Huawei in Talks With South Africa on Labor Lawsuit

South Africa’s labor ministry says Chinese tech firm Huawei is non-compliant with the country’s employment policies.

Huawei is in talks with the ministry over infringements of the country’s employment policies that require 60% of staff to be local hires. It’s still unclear what a settlement could mean for Huawei and other foreign businesses operating in the country.

The ministry’s employment equity act sets requirements for the number of local hires, including those of disadvantaged backgrounds, at various levels within a corporate structure. And it does regular checks across industries for compliance.

“There is room to employ foreign nationals, especially on companies or employers that come to the country to invest… and also to transfer skills to South Africans. We do allow them to bring 40% of their employees…. We realized that 90% of its workforce, that Huawai is foreign nationals, which is against our employment policies,” says Fikiswa Mncanca-Bede, a lawyer for South Africa’s Department of Employment and Labor.

The labor department launched legal proceedings against Huawei earlier this month.

On Friday, the ministry confirmed it was in settlement negotiations with the tech firm on how to correct the discrepancies.

Huawei did not respond to requests for comment.

Mncanca-Bede says the government’s action should send a signal to all companies that non-compliance will not be tolerated.

“We’re not targeting Huawei, but we’re also coming for the big companies in South Africa, … because we want to ensure that transformation does not just become a talk, but it must be seen as a reality…. Transformation means even if you employ South Africans, who are the South Africans that were employing?

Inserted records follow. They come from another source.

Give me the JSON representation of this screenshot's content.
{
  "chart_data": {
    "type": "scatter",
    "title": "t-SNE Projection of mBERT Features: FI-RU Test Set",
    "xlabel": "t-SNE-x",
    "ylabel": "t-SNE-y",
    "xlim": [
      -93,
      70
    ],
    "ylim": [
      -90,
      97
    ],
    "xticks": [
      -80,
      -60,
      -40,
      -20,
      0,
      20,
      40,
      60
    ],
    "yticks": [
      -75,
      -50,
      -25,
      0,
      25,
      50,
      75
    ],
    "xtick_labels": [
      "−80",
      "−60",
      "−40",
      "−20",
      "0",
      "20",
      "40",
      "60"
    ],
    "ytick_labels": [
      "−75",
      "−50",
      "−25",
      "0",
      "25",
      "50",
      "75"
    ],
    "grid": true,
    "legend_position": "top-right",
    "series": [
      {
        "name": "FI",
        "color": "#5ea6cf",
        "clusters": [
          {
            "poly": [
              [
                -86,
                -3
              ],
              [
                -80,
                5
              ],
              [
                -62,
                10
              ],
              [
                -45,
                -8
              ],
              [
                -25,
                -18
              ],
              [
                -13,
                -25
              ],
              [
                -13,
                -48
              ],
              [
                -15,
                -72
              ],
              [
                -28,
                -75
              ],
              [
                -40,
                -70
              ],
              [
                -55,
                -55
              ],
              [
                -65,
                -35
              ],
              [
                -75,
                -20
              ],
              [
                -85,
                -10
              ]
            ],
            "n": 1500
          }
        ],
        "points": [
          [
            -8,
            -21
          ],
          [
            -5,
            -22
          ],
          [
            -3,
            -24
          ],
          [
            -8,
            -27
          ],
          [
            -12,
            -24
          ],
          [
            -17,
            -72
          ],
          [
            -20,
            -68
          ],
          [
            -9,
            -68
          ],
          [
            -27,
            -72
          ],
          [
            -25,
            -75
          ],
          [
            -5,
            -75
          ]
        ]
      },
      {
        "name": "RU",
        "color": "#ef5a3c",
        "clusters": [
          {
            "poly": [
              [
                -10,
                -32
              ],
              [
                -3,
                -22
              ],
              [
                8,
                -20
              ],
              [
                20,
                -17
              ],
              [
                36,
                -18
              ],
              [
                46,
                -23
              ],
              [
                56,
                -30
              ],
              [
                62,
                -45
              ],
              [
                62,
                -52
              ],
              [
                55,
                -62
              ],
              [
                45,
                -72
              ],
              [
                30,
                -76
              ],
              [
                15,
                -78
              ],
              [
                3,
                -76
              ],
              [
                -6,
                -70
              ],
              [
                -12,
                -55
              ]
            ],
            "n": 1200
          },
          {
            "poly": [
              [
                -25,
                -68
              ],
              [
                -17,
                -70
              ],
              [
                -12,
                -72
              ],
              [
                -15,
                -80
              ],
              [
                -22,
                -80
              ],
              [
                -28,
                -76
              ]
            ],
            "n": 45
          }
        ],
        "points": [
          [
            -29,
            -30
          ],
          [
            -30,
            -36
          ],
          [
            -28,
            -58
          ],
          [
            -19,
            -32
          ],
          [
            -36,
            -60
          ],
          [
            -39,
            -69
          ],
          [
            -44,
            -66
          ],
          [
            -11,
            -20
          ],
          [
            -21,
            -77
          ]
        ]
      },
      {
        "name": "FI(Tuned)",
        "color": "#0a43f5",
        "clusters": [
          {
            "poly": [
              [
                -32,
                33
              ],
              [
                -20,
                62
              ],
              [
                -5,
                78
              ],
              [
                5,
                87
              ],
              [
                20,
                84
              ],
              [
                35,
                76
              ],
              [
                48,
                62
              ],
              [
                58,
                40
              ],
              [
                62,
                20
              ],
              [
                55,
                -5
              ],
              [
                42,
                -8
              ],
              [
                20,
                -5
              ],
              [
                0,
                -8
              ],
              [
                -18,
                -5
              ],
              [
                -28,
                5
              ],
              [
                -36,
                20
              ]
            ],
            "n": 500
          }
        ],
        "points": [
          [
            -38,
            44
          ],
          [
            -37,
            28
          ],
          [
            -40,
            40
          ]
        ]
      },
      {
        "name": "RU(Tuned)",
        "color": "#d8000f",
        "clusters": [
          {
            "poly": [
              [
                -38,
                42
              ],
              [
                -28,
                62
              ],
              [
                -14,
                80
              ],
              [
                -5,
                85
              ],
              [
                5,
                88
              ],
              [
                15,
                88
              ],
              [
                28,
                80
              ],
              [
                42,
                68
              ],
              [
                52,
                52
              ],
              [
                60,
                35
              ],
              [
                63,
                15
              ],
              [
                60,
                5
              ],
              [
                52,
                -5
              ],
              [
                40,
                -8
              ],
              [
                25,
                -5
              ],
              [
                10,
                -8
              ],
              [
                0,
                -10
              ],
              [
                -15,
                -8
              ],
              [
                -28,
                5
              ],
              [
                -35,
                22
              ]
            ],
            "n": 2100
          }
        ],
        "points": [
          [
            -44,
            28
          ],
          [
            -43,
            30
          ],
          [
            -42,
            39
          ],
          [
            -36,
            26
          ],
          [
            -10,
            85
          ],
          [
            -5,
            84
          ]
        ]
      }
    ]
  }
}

Are they addressing the imbalances of the past?” Mncanca-Bede asked.

The employment equity act aims to correct historic inequalities in the country, including racial preferences from the apartheid era that benefited white workers.

But those regulations are still not playing out as planned in the workforce.

“There’s rampant violation of regulations by big companies and small company, and South African companies, not just, you know, these international companies. I would definitely say in relation to all of our labor laws, there’s enforcement problems. I think that the Department of Labor is under resourced,” said Kgomotso Musanabi, a law lecturer at the University of Johannesburg.

In addition to inequities, South Africa is experiencing rampant unemployment, with upwards of 35% of people being jobless.

Musanabi says it’s even worse among the country’s youth.

“I think that government is trying to make an attempt to ensure that all South Africans are employed. But not only that South Africans are employed, but that they acquire sort of globally relevant skills that they need to compete in international markets, particularly tech skills,” Musanabi said.

Companies that are non-compliant face fines.

But labor lawyer Johanette Rheeder says for companies as big as Huawei, those fines are a drop in the bucket and unlikely to have a broader chilling effect.

“In South Africa there’s in many businesses also an attitude of we’ll fix it when we’re caught out. Bigger businesses that’s got a better a better social conscience, if I can call it that, do comply…. The middle size and the smaller businesses who just can’t afford to comply with all of these legislations, so they basically fix it when they offered when they caught out,” Rheeder said.

Instead, she says bridging education and skills gaps in the country — rather than going after foreign workers — is the best way to address unemployment and inequity.

“The biggest, biggest thing that we can do in my view in this country is to upskill people…  there are some strategies that [are] in place, but it’s always the struggle between upskilling our local people and not giving jobs to foreigners,” Rheeder said.

The labor department said talks with Huawei are expected to conclude Friday.